Politique

Gouvernement, Soro, juriste, analyste se prononcent sur la décision de la CADHP

Mis à jour le 23 avril 2020
Publié le 23/04/2020 à 7:29 , , ,




Un brouteur des réseaux sociaux a cru bon salir Sidi Touré, le porte-parole du gouvernement ivoirien, en lui attribuant des propos empreints de rage, assez tôt ce matin. Après coup, la réaction du ministre de la Communication et des Médias, Porte-parole du gouvernement ivoirien a suivi en écho à la décision de fin de poursuite de Guillaume Soro et de demande de remise en liberté provisoire de ses proches embastillés dans plusieurs prisons du pays.

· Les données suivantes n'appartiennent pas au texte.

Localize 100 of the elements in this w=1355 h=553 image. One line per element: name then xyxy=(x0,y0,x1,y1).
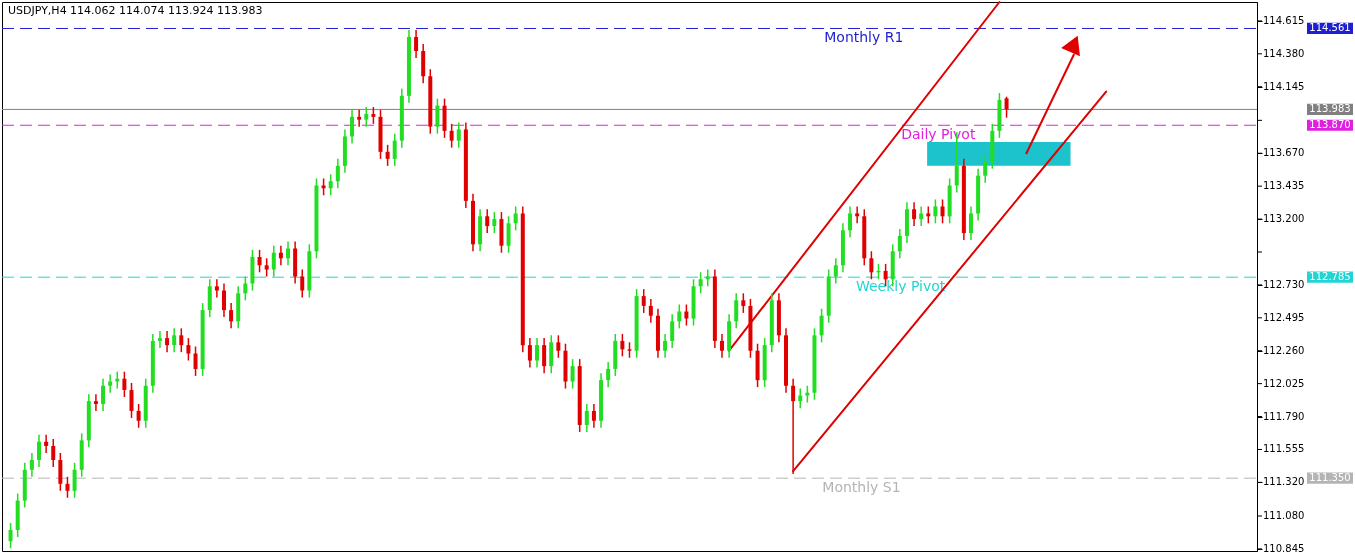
candlestick xyxy=(527,337,532,369)
candlestick xyxy=(179,327,184,353)
y-tick-label: 114.380 xyxy=(1263,47,1305,59)
ref-line-label: Monthly R1 xyxy=(824,29,904,46)
candlestick xyxy=(122,370,127,398)
candlestick xyxy=(264,257,269,278)
candlestick xyxy=(620,333,625,358)
candlestick xyxy=(93,393,98,412)
candlestick xyxy=(37,434,42,468)
candlestick xyxy=(549,334,554,374)
y-tick-label: 111.320 xyxy=(1263,476,1305,488)
candlestick xyxy=(435,97,440,135)
candlestick xyxy=(101,377,106,412)
candlestick xyxy=(193,345,198,377)
candlestick xyxy=(357,109,362,128)
candlestick xyxy=(172,327,177,353)
candlestick xyxy=(670,313,675,349)
candlestick xyxy=(912,201,917,227)
y-tick-label: 113.200 xyxy=(1263,213,1305,225)
candlestick xyxy=(933,198,938,225)
candlestick xyxy=(648,298,653,324)
candlestick xyxy=(165,330,170,353)
y-tick-label: 111.790 xyxy=(1263,410,1305,422)
candlestick xyxy=(456,121,461,149)
candlestick xyxy=(29,452,34,478)
candlestick xyxy=(364,106,369,128)
candlestick xyxy=(535,337,540,369)
candlestick xyxy=(506,215,511,254)
candlestick xyxy=(663,333,668,359)
candlestick xyxy=(968,205,973,241)
candlestick xyxy=(257,249,262,274)
y-tick-label: 114.615 xyxy=(1263,14,1305,26)
candlestick xyxy=(335,158,340,190)
candlestick xyxy=(65,476,70,499)
candlestick xyxy=(44,434,49,454)
y-tick-label: 114.145 xyxy=(1263,80,1305,92)
candlestick xyxy=(108,373,113,394)
candlestick xyxy=(350,109,355,145)
candlestick xyxy=(243,275,248,302)
candlestick xyxy=(72,462,77,499)
candlestick xyxy=(741,292,746,314)
text: 114.561 xyxy=(1309,22,1351,34)
candlestick xyxy=(556,334,561,359)
candlestick xyxy=(58,452,63,492)
candlestick xyxy=(919,205,924,227)
candlestick xyxy=(734,292,739,330)
candlestick xyxy=(300,268,305,299)
candlestick xyxy=(833,257,838,285)
candlestick xyxy=(698,271,703,295)
y-tick-label: 113.670 xyxy=(1263,147,1305,159)
candlestick xyxy=(855,205,860,225)
candlestick xyxy=(513,205,518,232)
y-tick-label: 113.435 xyxy=(1263,180,1305,192)
candlestick xyxy=(157,330,162,349)
y-tick-label: 112.730 xyxy=(1263,278,1305,290)
candlestick xyxy=(51,438,56,468)
candlestick xyxy=(719,333,724,359)
candlestick xyxy=(641,288,646,314)
candlestick xyxy=(271,244,276,278)
candlestick xyxy=(207,278,212,318)
text: 113.983 xyxy=(1309,103,1351,115)
candlestick xyxy=(570,358,575,390)
text: 112.785 xyxy=(1309,271,1351,283)
ref-line-label: Monthly S1 xyxy=(822,479,901,496)
candlestick xyxy=(542,337,547,374)
candlestick xyxy=(328,173,333,197)
candlestick xyxy=(684,303,689,327)
text: 113.870 xyxy=(1309,119,1351,131)
text: 111.350 xyxy=(1309,472,1351,484)
ref-line-label: Weekly Pivot xyxy=(855,278,946,295)
candlestick xyxy=(677,303,682,330)
candlestick xyxy=(1004,95,1009,119)
candlestick xyxy=(798,387,803,409)
candlestick xyxy=(414,29,419,59)
candlestick xyxy=(606,361,611,388)
candlestick xyxy=(385,144,390,167)
candlestick xyxy=(214,278,219,299)
y-tick-label: 111.080 xyxy=(1263,509,1305,521)
candlestick xyxy=(492,211,497,234)
candlestick xyxy=(136,403,141,429)
candlestick xyxy=(392,132,397,167)
candlestick xyxy=(940,198,945,225)
chart-title: USDJPY,H4 114.062 114.074 113.924 113.983 xyxy=(8,4,263,17)
candlestick xyxy=(897,228,902,260)
candlestick xyxy=(221,282,226,318)
candlestick xyxy=(286,240,291,267)
candlestick xyxy=(229,302,234,330)
candlestick xyxy=(591,403,596,429)
ref-line-label: Daily Pivot xyxy=(901,126,976,143)
candlestick xyxy=(186,337,191,362)
candlestick xyxy=(848,205,853,239)
candlestick xyxy=(485,208,490,234)
y-tick-label: 111.555 xyxy=(1263,443,1305,455)
y-tick-label: 112.260 xyxy=(1263,344,1305,356)
candlestick xyxy=(819,307,824,344)
y-tick-label: 110.845 xyxy=(1263,542,1305,553)
candlestick xyxy=(869,250,874,281)
candlestick xyxy=(8,522,13,549)
candlestick xyxy=(983,153,988,184)
candlestick xyxy=(449,123,454,149)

« Le Gouvernement n’a pas de commentaire à faire sur cette décision. Ce qu’il faut toutefois relever, c’est que les procédures engagées par la Justice ivoirienne restent en cours  » a publié ce jeudi 23 avril 2020 dans une note d’information le Porte-parole du Gouvernement sur sa page Facebook.

Ce mercredi 22 avril 2020, la Cour africaine des droits de l’homme et des peuples (CADHP) a fait injonction à l’État de Côte d’Ivoire de surseoir à l’exécution du mandat d’arrêt international émis contre Guillaume Soro. Une décision qui a réjoui l’ancien président de l’Assemblée nationale, candidat aux présidentielles d’octobre 2020.

« Je remercie Dieu ce jour. Il a inspiré les magistrats INTÈGRES de la Cour Africaine qui viennent de rendre une décision historique. Ils ont honoré leur serment en disant le droit qui rétablit mes compagnons et moi dans nos droits », s’est-il exprimé sur sa page Facebook quelques heures après la décision.

« Juridiquement, c’est une décision avant dire droit qui s’impose aux parties, principalement à la partie succombante, c’est-à-dire l’État ivoirien. Cependant, il faut noter que la cour n’a pas encore vidé sa saisine, c’est-à-dire que l’affaire n’est pas encore finie. Sur le plan  politique, c’est une victoire pour le camp Soro et une patate chaude entre les mains du gouvernement ivoirien », estime le politologue Geoffroy-Julien Kouao.

Une source judiciaire ivoirienne contactée par 7info, a une autre lecture de la décision rendue par la CADHP. « L’Etat ne peut pas annuler des poursuites judiciaires. Il ne peut être demandé à l’Etat de surseoir à des décisions rendues par des juges. La Cour des droits de l’homme et des peuples n’est pas une voie de recours contre les décisions nationales. Leur décision  doit être considérée comme des recommandations« , a expliqué notre source, avouant ne pas « comprendre la décision de la Cour ».

 » Sur l’ordonnance prise, les Juges pouvaient se contenter de donner leur avis. Ils ne pouvaient pas aller au-delà de ce pouvoir », précise la source.

Regardant la charte de la cour des droits de l’Homme et des peuples, il est mentionné que « la Commission a pour mission entre autres de promouvoir les droits de l’homme et des peuples et notamment, rassembler de la documentation, faire des études et des recherches sur les problèmes africains dans le domaine des droits de l’homme et des peuples, organiser des séminaires, des colloques et des conférences, diffuser des informations, encourager les organismes nationaux et locaux s’occupant des droits de l’homme et des peuples et, le cas échéant, donner des avis ou faire des recommandations aux gouvernements, formuler et élaborer, en vue de servir de base à l’adoption de textes législatifs par les gouvernements africains, des principes et règles qui permettent de résoudre les problèmes juridiques relatifs à la jouissance des droits de l’homme et des peuples et des libertés fondamentales, coopérer avec les autres institutions africaines ou internationales qui s’intéressent à la promotion et à la protection des droits de l’homme et des peuples. »

Le pouvoir ivoirien va-t-il saisir cette perche pour vider ce contentieux et sceller une réconciliation en son sein avant les échéances présidentielles ? Pour Geoffroy-Julien Kouao, ce n’est pas si évident car, entre Alassane Ouattara et Guillaume Soro, l’igname a été divisée.